Freemasons are typically low-key and unassuming in their good works. But every now and again one of them is publicly recognized.
On September 5, 2019 at Government House, Victoria, the province’s Lieutenant Governor is awarding Kelowna’s Dick Auty the Governor General’s Sovereign’s Medal for Volunteers, in recognition of Dick’s 21 year record of service for the Masonic Cancer Car program in the Okanagan Valley. Since 1998 the cancer car service has transited 8000 individuals to radiation and chemotherapy treatments, making 10,000 patient trips/year. There is a Masonic cancer vehicle in Penticton, Vernon, Kamloops, and Kelowna, and over 180 drivers and 20 people handling dispatch.

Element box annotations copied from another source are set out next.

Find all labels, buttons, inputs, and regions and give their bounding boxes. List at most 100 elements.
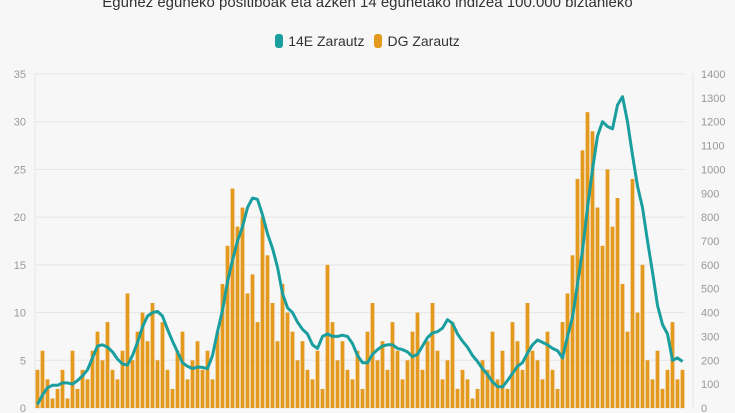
right-tick-label: 700 bbox=[701, 236, 719, 248]
bar-dg bbox=[585, 112, 590, 409]
bar-dg bbox=[605, 169, 610, 408]
bar-dg bbox=[225, 245, 230, 408]
bar-dg bbox=[560, 322, 565, 408]
bar-dg bbox=[580, 150, 585, 409]
bar-dg bbox=[320, 388, 325, 408]
legend-swatch-dg bbox=[374, 34, 383, 48]
bar-dg bbox=[95, 331, 100, 408]
bar-dg bbox=[100, 360, 105, 408]
bar-dg bbox=[155, 360, 160, 408]
bar-dg bbox=[240, 207, 245, 408]
bar-dg bbox=[115, 379, 120, 408]
right-tick-label: 900 bbox=[701, 188, 719, 200]
bar-dg bbox=[45, 379, 50, 408]
bar-dg bbox=[355, 350, 360, 408]
bar-dg bbox=[335, 360, 340, 408]
bar-dg bbox=[215, 331, 220, 408]
right-tick-label: 600 bbox=[701, 260, 719, 272]
bar-dg bbox=[380, 341, 385, 408]
right-tick-label: 200 bbox=[701, 355, 719, 367]
bar-dg bbox=[540, 379, 545, 408]
bar-dg bbox=[195, 341, 200, 408]
bar-dg bbox=[190, 360, 195, 408]
right-tick-label: 400 bbox=[701, 308, 719, 320]
bar-dg bbox=[340, 341, 345, 408]
left-tick-label: 35 bbox=[14, 69, 26, 81]
bar-dg bbox=[400, 379, 405, 408]
bar-dg bbox=[465, 379, 470, 408]
left-tick-label: 10 bbox=[14, 308, 26, 320]
bar-dg bbox=[480, 360, 485, 408]
legend-label-dg: DG Zarautz bbox=[387, 33, 460, 49]
bar-dg bbox=[255, 322, 260, 408]
right-tick-label: 500 bbox=[701, 284, 719, 296]
bar-dg bbox=[630, 178, 635, 408]
bar-dg bbox=[65, 398, 70, 408]
bar-dg bbox=[80, 369, 85, 408]
bar-dg bbox=[125, 293, 130, 408]
bar-dg bbox=[545, 331, 550, 408]
bar-dg bbox=[60, 369, 65, 408]
bar-dg bbox=[530, 350, 535, 408]
bar-dg bbox=[450, 322, 455, 408]
chart-title: Egunez eguneko positiboak eta azken 14 e… bbox=[102, 0, 633, 11]
bar-dg bbox=[360, 388, 365, 408]
bar-dg bbox=[470, 398, 475, 408]
bar-dg bbox=[230, 188, 235, 408]
bar-dg bbox=[650, 379, 655, 408]
bar-dg bbox=[395, 350, 400, 408]
bar-dg bbox=[365, 331, 370, 408]
legend-item-14e[interactable]: 14E Zarautz bbox=[275, 33, 364, 49]
bar-dg bbox=[635, 312, 640, 408]
bar-dg bbox=[185, 379, 190, 408]
bar-dg bbox=[305, 369, 310, 408]
bar-dg bbox=[135, 331, 140, 408]
bar-dg bbox=[170, 388, 175, 408]
bar-dg bbox=[565, 293, 570, 408]
bar-dg bbox=[655, 350, 660, 408]
right-tick-label: 300 bbox=[701, 331, 719, 343]
left-tick-label: 15 bbox=[14, 260, 26, 272]
bar-dg bbox=[330, 322, 335, 408]
bar-dg bbox=[445, 360, 450, 408]
bar-dg bbox=[130, 360, 135, 408]
bar-dg bbox=[460, 369, 465, 408]
bar-dg bbox=[620, 283, 625, 408]
right-tick-label: 1100 bbox=[701, 141, 725, 153]
bar-dg bbox=[610, 226, 615, 408]
bar-dg bbox=[440, 379, 445, 408]
bar-dg bbox=[385, 369, 390, 408]
left-tick-label: 0 bbox=[20, 403, 26, 413]
bar-dg bbox=[590, 131, 595, 408]
bar-dg bbox=[430, 303, 435, 408]
bar-dg bbox=[670, 322, 675, 408]
bar-dg bbox=[520, 369, 525, 408]
bar-dg bbox=[140, 312, 145, 408]
bar-dg bbox=[300, 341, 305, 408]
bar-dg bbox=[375, 360, 380, 408]
bar-dg bbox=[250, 274, 255, 408]
legend-item-dg[interactable]: DG Zarautz bbox=[374, 33, 460, 49]
bar-dg bbox=[455, 388, 460, 408]
bar-dg bbox=[75, 388, 80, 408]
left-tick-label: 5 bbox=[20, 355, 26, 367]
bar-dg bbox=[495, 379, 500, 408]
left-tick-label: 20 bbox=[14, 212, 26, 224]
bar-dg bbox=[40, 350, 45, 408]
bar-dg bbox=[405, 360, 410, 408]
bar-dg bbox=[345, 369, 350, 408]
bar-dg bbox=[295, 360, 300, 408]
bar-dg bbox=[85, 379, 90, 408]
legend-swatch-14e bbox=[275, 34, 284, 48]
bar-dg bbox=[270, 303, 275, 408]
bar-dg bbox=[245, 293, 250, 408]
bar-dg bbox=[415, 312, 420, 408]
bar-dg bbox=[425, 341, 430, 408]
bar-dg bbox=[285, 312, 290, 408]
bar-dg bbox=[675, 379, 680, 408]
bar-dg bbox=[410, 331, 415, 408]
bar-dg bbox=[160, 322, 165, 408]
bar-dg bbox=[515, 341, 520, 408]
bar-dg bbox=[90, 350, 95, 408]
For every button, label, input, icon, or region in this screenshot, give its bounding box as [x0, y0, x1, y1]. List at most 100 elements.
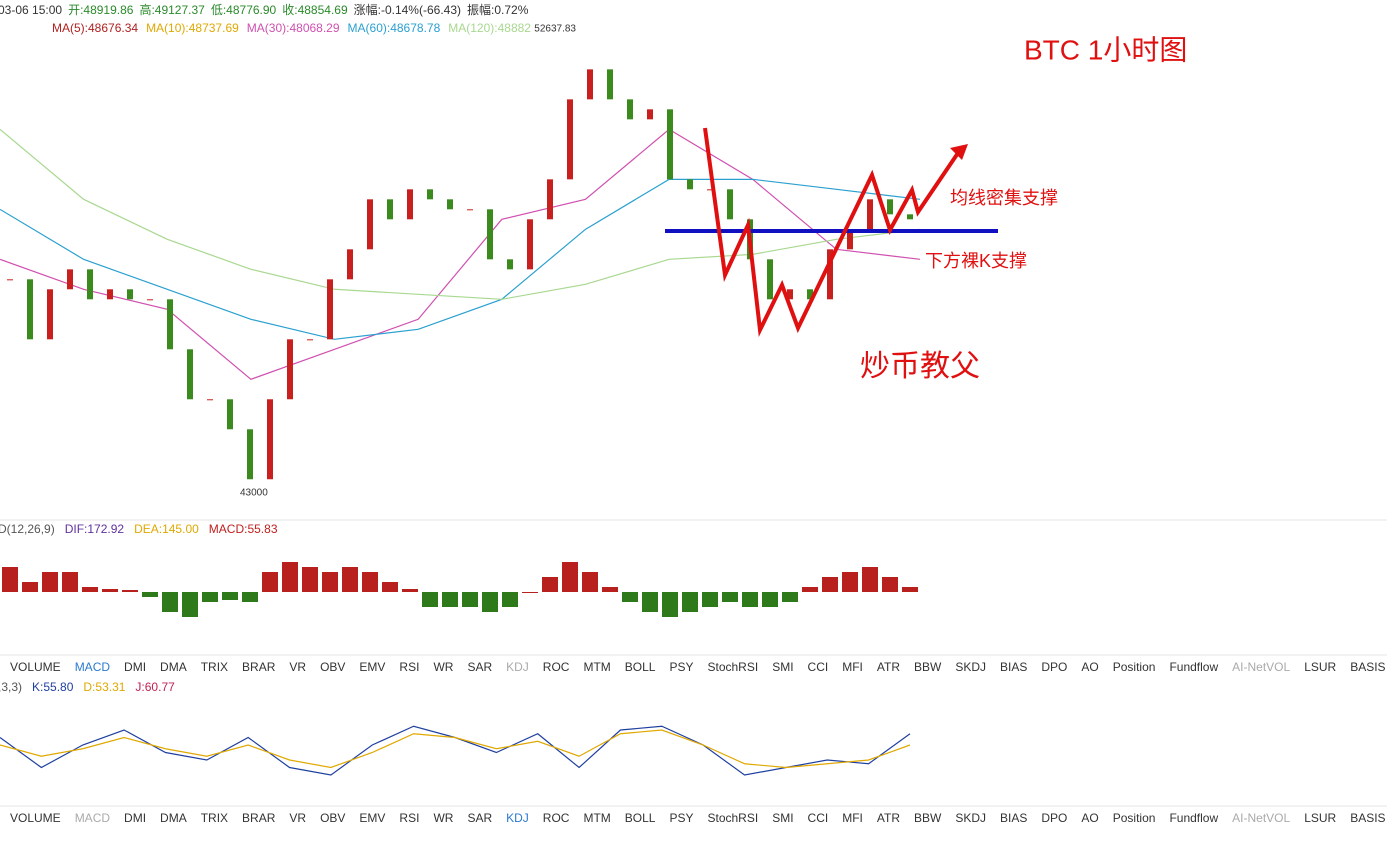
indicator-tab[interactable]: TRIX — [201, 811, 228, 825]
indicator-tab[interactable]: BIAS — [1000, 660, 1027, 674]
indicator-tab[interactable]: DMI — [124, 811, 146, 825]
indicator-tab[interactable]: MFI — [842, 811, 863, 825]
header-field: 涨幅:-0.14%(-66.43) — [354, 2, 461, 17]
indicator-tab[interactable]: SKDJ — [955, 811, 986, 825]
candle — [647, 109, 653, 120]
macd-bar — [442, 592, 458, 607]
indicator-tab[interactable]: Position — [1113, 811, 1156, 825]
candle — [67, 269, 73, 290]
indicator-tab[interactable]: PSY — [669, 811, 693, 825]
macd-bar — [542, 577, 558, 592]
indicator-tab[interactable]: CCI — [808, 660, 829, 674]
candle — [127, 289, 133, 300]
candle — [267, 399, 273, 480]
candle — [327, 279, 333, 340]
ma-line — [0, 178, 921, 340]
macd-bar — [402, 589, 418, 592]
indicator-tab[interactable]: WR — [433, 811, 453, 825]
macd-bar — [162, 592, 178, 612]
candle — [547, 179, 553, 220]
macd-bar — [642, 592, 658, 612]
indicator-tab[interactable]: SAR — [467, 811, 492, 825]
indicator-tab[interactable]: SKDJ — [955, 660, 986, 674]
indicator-tab[interactable]: BIAS — [1000, 811, 1027, 825]
macd-bar — [362, 572, 378, 592]
macd-bar — [102, 589, 118, 592]
indicator-tab[interactable]: OBV — [320, 811, 345, 825]
macd-bar — [282, 562, 298, 592]
macd-bar — [742, 592, 758, 607]
indicator-legend: K:55.80 — [32, 680, 74, 694]
candle — [667, 109, 673, 180]
indicator-tab[interactable]: BASIS — [1350, 660, 1385, 674]
header-field: 振幅:0.72% — [467, 2, 529, 17]
indicator-tab[interactable]: VOLUME — [10, 811, 61, 825]
indicator-tab[interactable]: LSUR — [1304, 811, 1336, 825]
header-field: 高:49127.37 — [139, 2, 205, 17]
macd-bar — [322, 572, 338, 592]
candle — [727, 189, 733, 220]
indicator-tab[interactable]: ATR — [877, 811, 900, 825]
indicator-tab[interactable]: BRAR — [242, 811, 276, 825]
indicator-tab[interactable]: KDJ — [506, 811, 529, 825]
indicator-tab[interactable]: MACD — [75, 811, 111, 825]
indicator-tab[interactable]: TRIX — [201, 660, 228, 674]
indicator-tab[interactable]: LSUR — [1304, 660, 1336, 674]
candle — [147, 299, 153, 301]
indicator-tab[interactable]: VR — [289, 811, 306, 825]
indicator-tab[interactable]: AO — [1081, 811, 1098, 825]
indicator-tab[interactable]: SAR — [467, 660, 492, 674]
candle — [27, 279, 33, 340]
indicator-tab[interactable]: AI-NetVOL — [1232, 811, 1290, 825]
indicator-tab[interactable]: ROC — [543, 811, 570, 825]
indicator-tab[interactable]: BBW — [914, 660, 942, 674]
indicator-tab[interactable]: VOLUME — [10, 660, 61, 674]
indicator-tab[interactable]: AO — [1081, 660, 1098, 674]
indicator-tab[interactable]: MTM — [583, 811, 610, 825]
annotation: 下方裸K支撑 — [925, 251, 1027, 271]
indicator-tab[interactable]: Fundflow — [1169, 660, 1218, 674]
indicator-tab[interactable]: OBV — [320, 660, 345, 674]
indicator-tab[interactable]: Fundflow — [1169, 811, 1218, 825]
indicator-tab[interactable]: BRAR — [242, 660, 276, 674]
indicator-tab[interactable]: ATR — [877, 660, 900, 674]
indicator-tab[interactable]: VR — [289, 660, 306, 674]
ma-legend: MA(5):48676.34 — [52, 21, 138, 35]
indicator-tab[interactable]: SMI — [772, 811, 793, 825]
indicator-tab[interactable]: DMI — [124, 660, 146, 674]
indicator-tab[interactable]: PSY — [669, 660, 693, 674]
indicator-tab[interactable]: MTM — [583, 660, 610, 674]
indicator-tab[interactable]: EMV — [359, 811, 385, 825]
indicator-tab[interactable]: BOLL — [625, 811, 656, 825]
indicator-tab[interactable]: StochRSI — [708, 811, 759, 825]
indicator-tab[interactable]: DPO — [1041, 811, 1067, 825]
indicator-tab[interactable]: ROC — [543, 660, 570, 674]
candle — [47, 289, 53, 340]
ma-line — [0, 128, 921, 380]
indicator-tab[interactable]: BASIS — [1350, 811, 1385, 825]
indicator-tab[interactable]: BOLL — [625, 660, 656, 674]
macd-bar — [662, 592, 678, 617]
indicator-tab[interactable]: DMA — [160, 660, 187, 674]
macd-bar — [422, 592, 438, 607]
candle — [607, 69, 613, 100]
indicator-tab[interactable]: AI-NetVOL — [1232, 660, 1290, 674]
indicator-tab[interactable]: RSI — [399, 660, 419, 674]
indicator-tab[interactable]: EMV — [359, 660, 385, 674]
indicator-tab[interactable]: Position — [1113, 660, 1156, 674]
indicator-tab[interactable]: MACD — [75, 660, 111, 674]
kdj-line — [0, 725, 911, 776]
indicator-tab[interactable]: DMA — [160, 811, 187, 825]
indicator-tab[interactable]: StochRSI — [708, 660, 759, 674]
macd-bar — [762, 592, 778, 607]
indicator-tab[interactable]: DPO — [1041, 660, 1067, 674]
indicator-tab[interactable]: WR — [433, 660, 453, 674]
indicator-tab[interactable]: MFI — [842, 660, 863, 674]
candle — [687, 179, 693, 190]
indicator-tab[interactable]: CCI — [808, 811, 829, 825]
indicator-tab[interactable]: RSI — [399, 811, 419, 825]
indicator-tab[interactable]: SMI — [772, 660, 793, 674]
indicator-tab[interactable]: KDJ — [506, 660, 529, 674]
indicator-tab[interactable]: BBW — [914, 811, 942, 825]
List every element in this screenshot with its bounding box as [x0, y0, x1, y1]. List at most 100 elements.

People are driven from their homes to chemo or radiation treatment and home again; some visiting from out of town stay at the Cancer Society’s lodge.
“Dick was important in founding the Okanagan cancer car program and has been with it since its inception. He typically puts in between 25 to 30 hours/week and has been doing this continuously for the past 21 years”, states Carsten Osterhold, a prominent Freemason. “He schedules the drivers and dispatchers, does the accounting, pays the bills, gets the vehicles maintained, monitors the servicing out of town, and handles all of the issues of personnel and cars that may arise”. Rod Macintosh was a dispatcher for 11 years, and nominated Dick for the award. “
If it wasn’t for Dick, I don’t think the program would have gotten off the ground, nor would it have been sustained. It isn’t the hours he puts in, it’s the diverse things he has to deal with in those hours. Everything from being a maintenance manager to a diplomat”.
Province wide, there are comparable programs in Vancouver (beginning in 1989), the Island, and Prince George; and for 5 years Dick was chairman of the entire jurisdiction. Osterhold quoted one time Freemason Sir Winston Churchill: “We make a living by what we get, but we make a life by what we give.”